Sales at Wal-Mart's U.S. stores — encompassing supercenters, discount stores and Neighborhood Markets — increased 8.5% to $64.1 billion, with comparable-store sales rising 4.6%, excluding fuel. Sales at Sam's Club rose 8% to $12.3 billion, with comps up 3.7%.
For the half, net income was up 12% to $6.5 billion, while total sales rose 10.3% to $195.7 billion.
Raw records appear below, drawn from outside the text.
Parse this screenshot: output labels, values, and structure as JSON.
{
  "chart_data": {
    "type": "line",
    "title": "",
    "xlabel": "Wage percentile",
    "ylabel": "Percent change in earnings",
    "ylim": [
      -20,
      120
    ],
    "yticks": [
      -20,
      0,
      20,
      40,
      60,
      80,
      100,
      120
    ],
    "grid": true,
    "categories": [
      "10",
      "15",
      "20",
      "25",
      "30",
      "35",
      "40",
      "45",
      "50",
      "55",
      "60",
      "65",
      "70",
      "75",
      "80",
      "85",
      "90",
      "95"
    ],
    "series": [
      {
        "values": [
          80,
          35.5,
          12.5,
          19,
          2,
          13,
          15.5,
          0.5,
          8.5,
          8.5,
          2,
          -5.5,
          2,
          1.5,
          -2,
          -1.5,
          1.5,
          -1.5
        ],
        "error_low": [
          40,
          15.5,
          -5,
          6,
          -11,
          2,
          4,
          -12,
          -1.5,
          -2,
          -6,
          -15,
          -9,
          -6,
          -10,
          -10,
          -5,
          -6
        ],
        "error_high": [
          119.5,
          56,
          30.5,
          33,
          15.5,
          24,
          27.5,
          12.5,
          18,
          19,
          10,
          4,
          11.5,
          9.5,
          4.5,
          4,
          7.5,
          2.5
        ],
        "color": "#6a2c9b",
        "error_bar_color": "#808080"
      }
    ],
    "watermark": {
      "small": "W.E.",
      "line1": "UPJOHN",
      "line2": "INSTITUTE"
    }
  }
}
Sales at Wal-Mart's U.S. stores increased 7.6% to $123.1 billion for the half, with comps up 3.7%. Sales at Sam's Club jumped 7.8% during the same period to $23.4 billion, with comps up 3.7%.
Eduardo Castro-Wright, executive vice president of Wal-Mart and president and CEO of the Wal-Mart Stores division, said U.S. comps for the half were up 3.7%, compared with an increase of 0.6% a year ago.
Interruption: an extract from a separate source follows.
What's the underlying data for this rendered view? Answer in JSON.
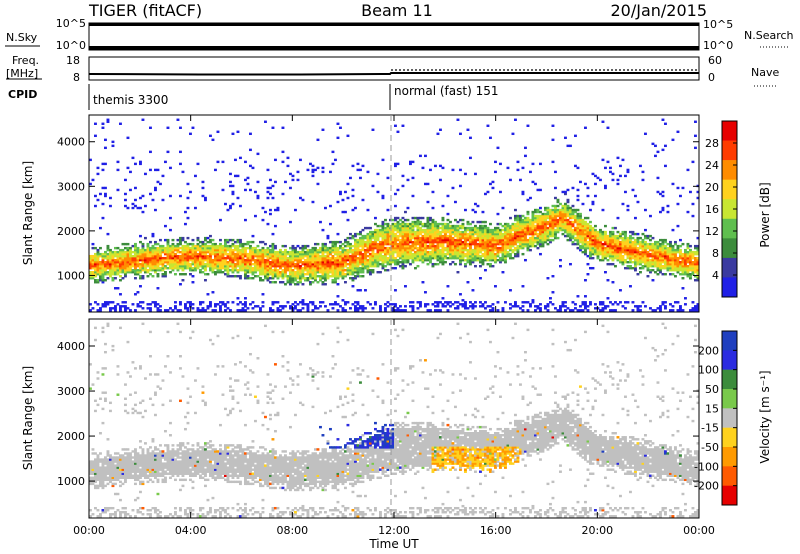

“While the stimulus checks contributed to sales growth during the second quarter, the underlying strength of our business — including our clear price leadership position, operational improvements and stronger merchandise quality and presentation — were important factors in our results,” Castro-Wright told analysts during a prerecorded earnings call.
He said U.S. stores had positive traffic and ticket increases for the quarter and year-to-date, with the fastest traffic growth in metropolitan areas, “though we also continue to see increases in ticket in some rural markets as customers consolidate their trips to save money on gas.”
In an effort to mitigate the impact of price increases from suppliers, Wal-Mart is increasing the number of rollbacks in grocery “substantially,” Castro-Wright said, “and grocery maintained its solid performance for food and consumables.”
With customers spending more time looking for ways to stretch their dollars, Wal-Mart is continuing to emphasize value, he added, pointing to the chain's “simple mealtime ideas” launched in July, which features products that can be used to prepare a meal for a family of four for under $10, and a new TV commercial featuring the company's take-and-bake pizza.
C. Douglas McMillon, executive vice president and president and CEO of Sam's Club, said his stores experienced strong sales in food and consumables, with traffic and tickets up for individual and business members.
“Despite recent improvements in some product pricing, we anticipate continued pricing pressures in coming months,” he said, “and we expect the next couple of quarters to be challenging from a renewal perspective.”
Thomas M. Schoewe, executive vice president and chief financial officer, said Wal-Mart achieved free cash flow for the half of $4.9 billion — “incredible progress,” he noted, from the cash-flow deficit of $773 million last year. He attributed the achievement to a solid operating performance and improved capital efficiency.
In his remarks, Scott said he attributes the company's strong results to changes it made over the past couple of years. “We started to see that our customer was being pressured back in 2006 and 2007, so we decided at that time to reduce capital expenditures and invest more in price,” he pointed out.
“Today, we are glad we made those decisions.”